Southeastern Section - 63rd Annual Meeting (10–11 April 2014)

Paper No. 5
Presentation Time: 9:20 AM


AYLOR Jr, Joseph G., Virginia Uranium, Inc, 231 Woodlawn Heights, Chatham, VA 24531, BODNAR, Robert J., Geosciences, Virginia Polytechnic Institute and State University, 4044 Derring Hall, Blacksburg, VA 24061 and BEARD, James, Va Museum Nat'l History, 21 Starling Ave, Martinsville, VA 24112,

The Coles Hill uranium property located in Pittsylvania County, Virginia contains 132 MM lbs U3O8 in place (assuming a cutoff grade of 0.025 %) and is the largest undeveloped uranium deposit in the United States. The uranium is hosted in hydrothermal fractures in Leatherwood mylonitic granite that has undergone Na –K metasomatism and silica depletion, and Rich Acres gabbro amphibolite – these units form a structural trap. The Chatham fault separates the Danville Triassic basin to the east from the crystalline rocks of the Smith River allochthon to the west. The Chatham fault may have been reactivated in the Mesozoic. The uranium is bounded by the Chatham listric normal fault that forms the footwall and by unmineralized Leatherwood biotite gneiss, which is down section from the mylonitic granite, with a foliation of 30° SE. The Chatham fault is recognized in drill core from the southern part of the propertyin the form of a few feet of unconsolidated gouge with cataclasite that occurs in both the Leatherwood granite and Danville Triassic basin sedimentary rocks. This implies that the cataclasite was formed during or post Mesozoic. The Chatham fault at the northern extent of the property is further defined by rounded granite boulders on the Triassic basin side in Whitethorn Creek.
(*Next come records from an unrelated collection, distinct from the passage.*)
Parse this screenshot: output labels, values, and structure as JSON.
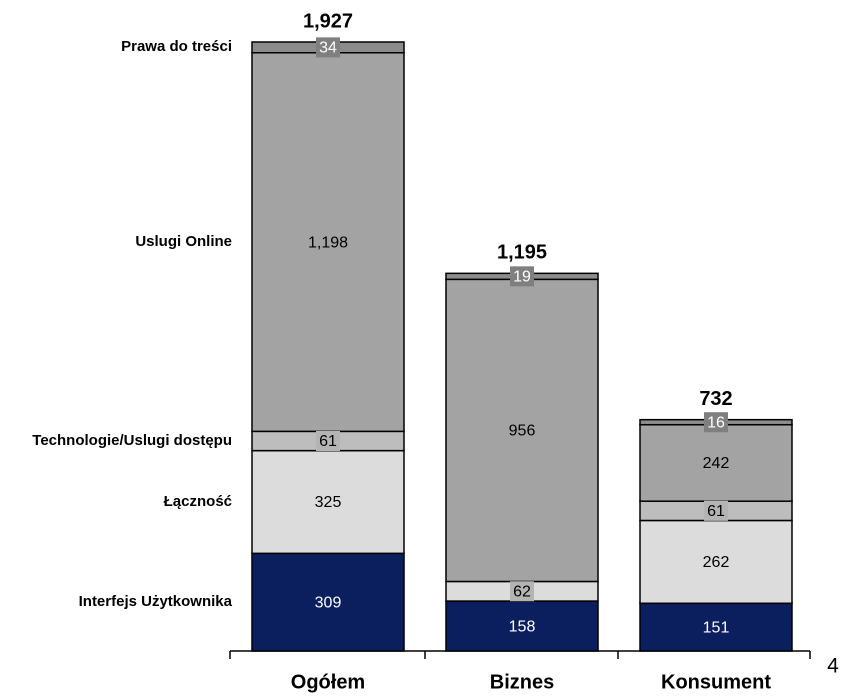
{
  "chart_data": {
    "type": "stacked_bar",
    "categories": [
      "Ogółem",
      "Biznes",
      "Konsument"
    ],
    "series": [
      {
        "name": "Interfejs Użytkownika",
        "color": "#0b1f5e",
        "values": [
          309,
          158,
          151
        ]
      },
      {
        "name": "Łączność",
        "color": "#dcdcdc",
        "values": [
          325,
          62,
          262
        ]
      },
      {
        "name": "Technologie/Uslugi dostępu",
        "color": "#bdbdbd",
        "values": [
          61,
          null,
          61
        ]
      },
      {
        "name": "Uslugi Online",
        "color": "#a3a3a3",
        "values": [
          1198,
          956,
          242
        ],
        "value_labels": [
          "1,198",
          "956",
          "242"
        ]
      },
      {
        "name": "Prawa do treści",
        "color": "#8c8c8c",
        "values": [
          34,
          19,
          16
        ]
      }
    ],
    "totals": [
      1927,
      1195,
      732
    ],
    "total_labels": [
      "1,927",
      "1,195",
      "732"
    ],
    "page_number": "4"
  }
}
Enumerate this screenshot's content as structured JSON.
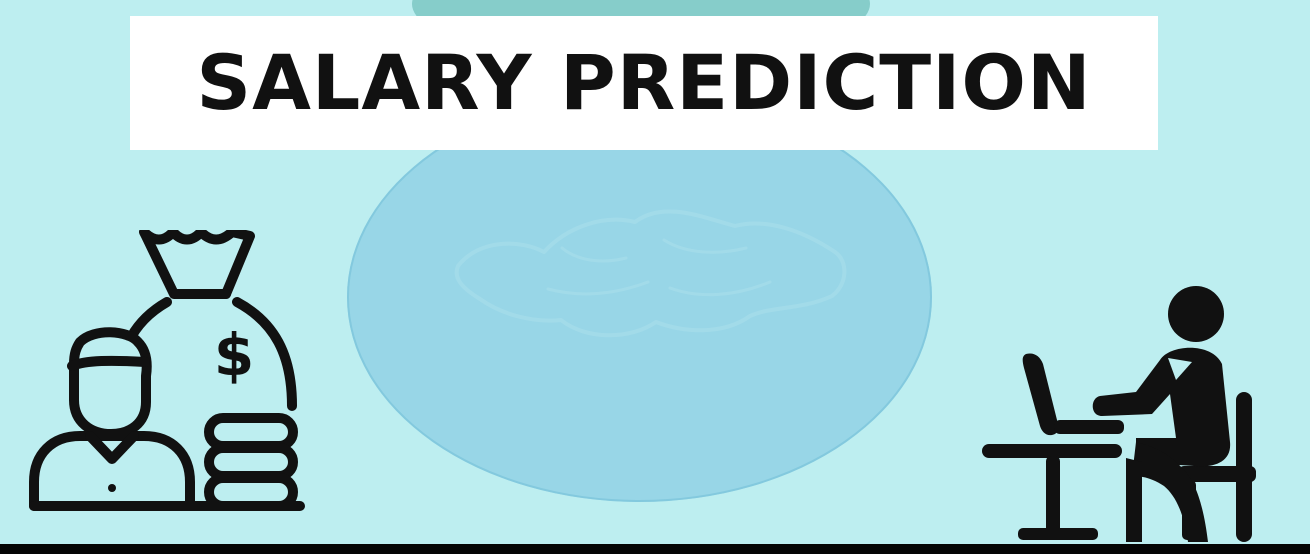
{
  "page": {
    "title": "SALARY PREDICTION"
  },
  "colors": {
    "background": "#bdeef0",
    "circle": "#98d6e7",
    "top_arc": "#86cdca",
    "title_background": "#ffffff",
    "title_text": "#111111",
    "line_art": "#111111"
  },
  "illustrations": {
    "left": {
      "money_bag_icon": "money-bag-icon",
      "dollar_sign": "$",
      "person_icon": "person-icon",
      "coins_icon": "coins-stack-icon"
    },
    "right": {
      "worker_icon": "person-at-laptop-icon",
      "laptop_icon": "laptop-icon",
      "desk_icon": "desk-icon",
      "chair_icon": "chair-icon"
    }
  }
}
En-echelon isoclinal, recumbent folds, overturned to the northwest have axes that are sub-parallel to the Chatham fault. This series of folds is consistent with thrusting from the southeast. A secondary open fold system has axes that are perpendicular to the recumbent folds, and these represent zones of weakness that controlled the emplacement of later diabase dikes. This series of folds may indicate transpression from the northeast and southwest. The sub-parallel nature and surface continuity of the Leatherwood mylonitic granite and biotite gneiss are recognized in outcrop where the contact with the Fork Mountain schist shows hematite alteration. The uranium mineralization in the southern property does not continue to plunge at depth but rather folds back toward the surface. On the northern end of the southern property, mineralization extends to the surface at the discovery outcrop. Uranium mineralization in the northern property continues the same fold system at depth as is observed on the surface.